Algérie - Association El Amraouia

Biographie Association El Amraouia



Biographie Association El Amraouia
Parmi les troupes et artistes qui se sont produits récemment dans la cité des Zianides, dans le cadre de la semaine culturelle de la wilaya de Tizi Ouzou, il y a l'association musicale andalouse El Amraouia qui a fait sensation.
Qui a dit que la musique andalouse n'avait pas d'ancrage dans la ville de Tizi Ouzou ? Pour ceux qui ne le savaient pas ou qu'ils ne le pensaient pas, ils se sont vite ravisés en découvrant cette association, El Amraouia (de Amaraouas, qui est le nom de la tribu qui habitait la région de Tizi Ouzou) qui, depuis sa création en 2007 (plus exactement le 27 mai, sous le n° d'agrément 99), ne cesse d'étonner et de faire parler d'elle. Sous l'impulsion de son président, le très dynamique Zenboudji Mohamed, professeur à l'université de Tizi Ouzou, El Amraouia a débuté ses activités en s'inscrivant dans le programme de la wilaya et en tentant de décrocher des créneaux pour les répétitions de son ensemble, composé d'une trentaine de membres, dont beaucoup de jeunes.
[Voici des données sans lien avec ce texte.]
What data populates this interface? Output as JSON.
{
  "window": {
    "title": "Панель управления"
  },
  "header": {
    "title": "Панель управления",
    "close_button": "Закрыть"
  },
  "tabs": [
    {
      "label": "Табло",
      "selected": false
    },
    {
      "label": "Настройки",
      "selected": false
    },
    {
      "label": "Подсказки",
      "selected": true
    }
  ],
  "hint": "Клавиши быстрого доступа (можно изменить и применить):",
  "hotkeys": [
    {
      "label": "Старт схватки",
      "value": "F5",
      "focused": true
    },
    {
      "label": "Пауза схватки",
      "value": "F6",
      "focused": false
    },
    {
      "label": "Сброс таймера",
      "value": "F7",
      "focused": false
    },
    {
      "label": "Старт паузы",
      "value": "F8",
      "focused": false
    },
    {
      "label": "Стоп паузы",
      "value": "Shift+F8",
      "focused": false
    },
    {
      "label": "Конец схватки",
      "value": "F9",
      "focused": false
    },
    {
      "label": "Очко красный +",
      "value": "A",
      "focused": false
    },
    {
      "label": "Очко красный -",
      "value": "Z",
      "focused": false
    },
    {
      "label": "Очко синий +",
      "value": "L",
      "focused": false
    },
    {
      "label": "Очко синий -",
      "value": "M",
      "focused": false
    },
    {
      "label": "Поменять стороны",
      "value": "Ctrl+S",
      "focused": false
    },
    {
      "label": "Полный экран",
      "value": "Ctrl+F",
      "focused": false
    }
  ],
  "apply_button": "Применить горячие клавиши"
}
Ainsi, et tant bien que mal, elle a pu avoir un créneau le vendredi en fin de journée, à la maison de la culture Mouloud Mammeri ainsi que le lundi et jeudi après-midi, voire le vendredi matin, à la maison des jeunes, grâce à l'aide précieuse de son directeur, Chérif Boussaâd, dans le quartier La Carrière. Cette troupe a eu le plaisir de se produire devant le public tizi ouzéen la veille du Mawlid Ennabaoui, le 19 avril dernier, dans la grande salle de la maison de la culture Mouloud Mammeri, où les invités ont été accueillis avec du thé et de la « tamina » pour une soirée enchanteresse sous les mélopées andalouses. « Cette association, rappelle son président, M. Zenboudji, n'est pas née d'une génération spontanée, puisque plusieurs de ses membres ont commencé, il y a une douzaine, voire une quinzaine d'années à pratiquer la musique andalouse sous la direction de Yahia Hammouche, aujourd'hui en France, qui n'est autre que le disciple du maître que nous avons aujourd'hui, en l'occurrence Amar Drif lui-même un des plus brillants élèves d'Abderrazak Fekhardji, tout comme les frères Belkhodja dont Kamel dirige l'association Mezeghena. » Malgré les difficultés qui entravent un peu la marche débutante de cette association qui, dès l'adoption de son premier bilan moral et financier, a mis en place les structures nécessaires à son bon fonctionnement.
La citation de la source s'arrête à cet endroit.